Almost 40% of Americans don’t read the Nutrition Facts panel, according to a study conducted by Nicholas J. Ollberding, PhD, Randi L. Wolf, PhD, and Isobel Contento, PhD, of Columbia University and published in the Journal of the American Dietetic Association. What’s more, 50% don’t read the list of ingredients, 53% don’t pay attention to serving size and 56% don’t glance at health claims. This is an issue.
Although there were significant differences in the quality of nutrient intake observed between food label readers and non-readers, food labels are only as good as the amount that they are read.
“If the food label is to have a greater public health impact, rates of use will likely need to be increased among U.S. adults,” commented Professor Ollberding. “Low rates of label use also suggest that national campaigns or modification of the food label may be needed to reduce the proportion of the population not using this information.”
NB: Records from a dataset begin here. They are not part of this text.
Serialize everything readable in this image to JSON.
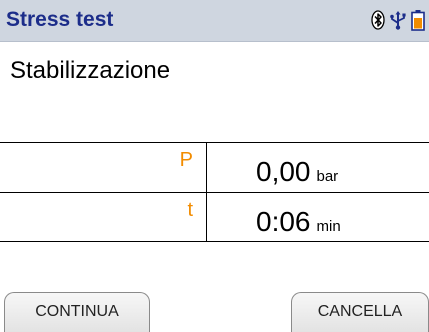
{
  "header": {
    "title": "Stress test",
    "icons": [
      "bluetooth-icon",
      "usb-icon",
      "battery-icon"
    ]
  },
  "message": "Stabilizzazione",
  "measurements": [
    {
      "label": "P",
      "value": "0,00",
      "unit": "bar"
    },
    {
      "label": "t",
      "value": "0:06",
      "unit": "min"
    }
  ],
  "softkeys": {
    "left_label": "CONTINUA",
    "right_label": "CANCELLA"
  },
  "colors": {
    "title_bar_bg": "#cfd6e0",
    "title_text": "#1c2d8a",
    "label_accent": "#f28c00"
  }
}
Maybe Professor Ollberding’s prayers have been answered: In late January, the GMA (Grocery Manufacturers Association) released news of its new and improved “Nutrition Keys” for consumers. In an effort to fight childhood obesity and raise awareness among consumers, the group has designed an “abridged” version of the Nutrition Facts panel that seemingly overwhelms the masses. There are three versions we have to look forward to:
- Standard: This option is standard and displays information regarding calories, saturated fat, sodium and sugar content per serving. These four nutrition keys are always displayed together.
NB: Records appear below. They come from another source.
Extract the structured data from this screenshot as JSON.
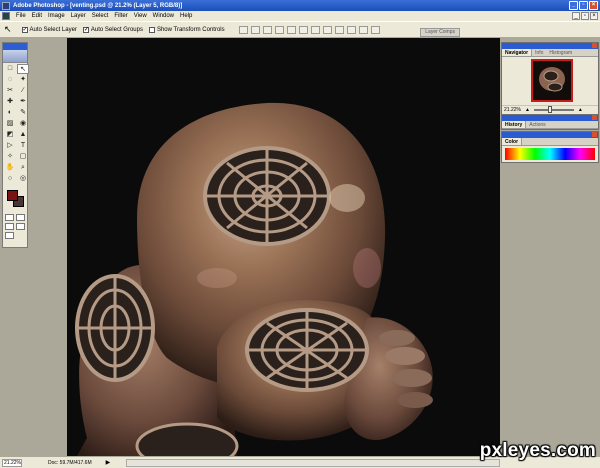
{
  "window": {
    "title": "Adobe Photoshop - [venting.psd @ 21.2% (Layer 5, RGB/8)]"
  },
  "menu": [
    "File",
    "Edit",
    "Image",
    "Layer",
    "Select",
    "Filter",
    "View",
    "Window",
    "Help"
  ],
  "options": {
    "tool_glyph": "↖",
    "auto_select_layer": {
      "label": "Auto Select Layer",
      "checked": true
    },
    "auto_select_groups": {
      "label": "Auto Select Groups",
      "checked": true
    },
    "show_transform_controls": {
      "label": "Show Transform Controls",
      "checked": false
    },
    "palette_well_tab": "Layer Comps"
  },
  "toolbox": {
    "tools": [
      "□",
      "↖",
      "◌",
      "✦",
      "✂",
      "∕",
      "✚",
      "✒",
      "◐",
      "✎",
      "▨",
      "◉",
      "◩",
      "▲",
      "▷",
      "T",
      "✧",
      "▢",
      "✋",
      "⌕",
      "○",
      "◎"
    ],
    "foreground_color": "#7a1414",
    "background_color": "#4a3434"
  },
  "navigator": {
    "tabs": [
      "Navigator",
      "Info",
      "Histogram"
    ],
    "zoom": "21.22%"
  },
  "history": {
    "tabs": [
      "History",
      "Actions"
    ]
  },
  "color_panel": {
    "tabs": [
      "Color"
    ]
  },
  "status": {
    "zoom": "21.22%",
    "doc": "Doc: 59.7M/417.6M",
    "arrow": "▶"
  },
  "watermark": "pxleyes.com"
}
- Calorie Option: On packages that are small, manufacturers have the option of just displaying the calories per serving.
- Expanded Option: This is an expanded version that displays the four nutrition keys mentioned above, plus two extra keys to market other “positive” nutrients in the food. These two additional keys can change depending on what nutrients are found in the food. These “nutrients to encourage” can only be placed on a package if the product has more than 10 percent of the daily value per serving of the nutrient.
Personally, I think these labels only tell half the story. Essentially, they are the “Cliff Notes” of Nutrition Labels. Granted, the four nutrition keys in the first option are important, but so are fiber, protein and fat content on the whole. Further, these don’t give the consumer any information on the quality of ingredients in the product. So, if they don’t take the time to look at the Ingredient List, they could be consuming chemicals, artificial ingredients, preservatives, and other unhealthy items.
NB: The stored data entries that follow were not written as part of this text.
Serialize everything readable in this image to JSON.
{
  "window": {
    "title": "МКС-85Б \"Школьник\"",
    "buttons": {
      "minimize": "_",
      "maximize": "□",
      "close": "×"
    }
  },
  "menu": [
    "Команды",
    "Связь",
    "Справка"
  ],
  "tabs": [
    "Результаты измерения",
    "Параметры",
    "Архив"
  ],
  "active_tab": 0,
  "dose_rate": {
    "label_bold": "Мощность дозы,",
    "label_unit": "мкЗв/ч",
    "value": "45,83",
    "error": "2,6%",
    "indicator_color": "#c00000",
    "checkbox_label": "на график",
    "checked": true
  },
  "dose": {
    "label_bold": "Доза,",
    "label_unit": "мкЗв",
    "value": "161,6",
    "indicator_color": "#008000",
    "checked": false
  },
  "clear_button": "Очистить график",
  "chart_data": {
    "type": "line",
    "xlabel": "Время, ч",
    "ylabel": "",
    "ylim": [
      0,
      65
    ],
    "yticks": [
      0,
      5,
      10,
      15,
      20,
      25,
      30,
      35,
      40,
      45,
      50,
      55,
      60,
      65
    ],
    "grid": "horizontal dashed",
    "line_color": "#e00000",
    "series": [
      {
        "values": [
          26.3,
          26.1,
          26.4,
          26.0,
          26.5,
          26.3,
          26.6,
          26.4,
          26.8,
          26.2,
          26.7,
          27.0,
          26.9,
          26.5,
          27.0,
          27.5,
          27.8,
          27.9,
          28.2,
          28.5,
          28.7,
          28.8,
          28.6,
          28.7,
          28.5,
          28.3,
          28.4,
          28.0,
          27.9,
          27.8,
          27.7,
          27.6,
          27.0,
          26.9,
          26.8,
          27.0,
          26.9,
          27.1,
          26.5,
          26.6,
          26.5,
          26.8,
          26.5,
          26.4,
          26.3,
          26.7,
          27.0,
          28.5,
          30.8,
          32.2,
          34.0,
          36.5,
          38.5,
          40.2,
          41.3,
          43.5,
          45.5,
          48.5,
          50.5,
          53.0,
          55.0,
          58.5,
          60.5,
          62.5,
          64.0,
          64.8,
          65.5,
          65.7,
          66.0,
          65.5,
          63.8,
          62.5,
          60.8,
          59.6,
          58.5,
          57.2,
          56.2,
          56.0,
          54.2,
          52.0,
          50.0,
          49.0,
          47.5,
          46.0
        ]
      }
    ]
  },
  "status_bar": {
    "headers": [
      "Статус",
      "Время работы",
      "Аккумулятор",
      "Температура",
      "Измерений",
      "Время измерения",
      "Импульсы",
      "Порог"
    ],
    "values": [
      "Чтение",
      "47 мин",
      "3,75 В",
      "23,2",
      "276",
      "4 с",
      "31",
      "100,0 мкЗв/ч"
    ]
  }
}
Although I commend GMA for attempting to simplify the label, I can’t help but wonder if we are just enabling laziness by not educating children (and adults) on how to properly read nutrition labels. This is a life skill and if an individual cares about their health and wellbeing, and if we care about the health of our nation as a whole, reading and UNDERSTANDING nutrition labels is a part of everyday life.
Do you think these labels will do the job? Do you know how to read the “old” versions?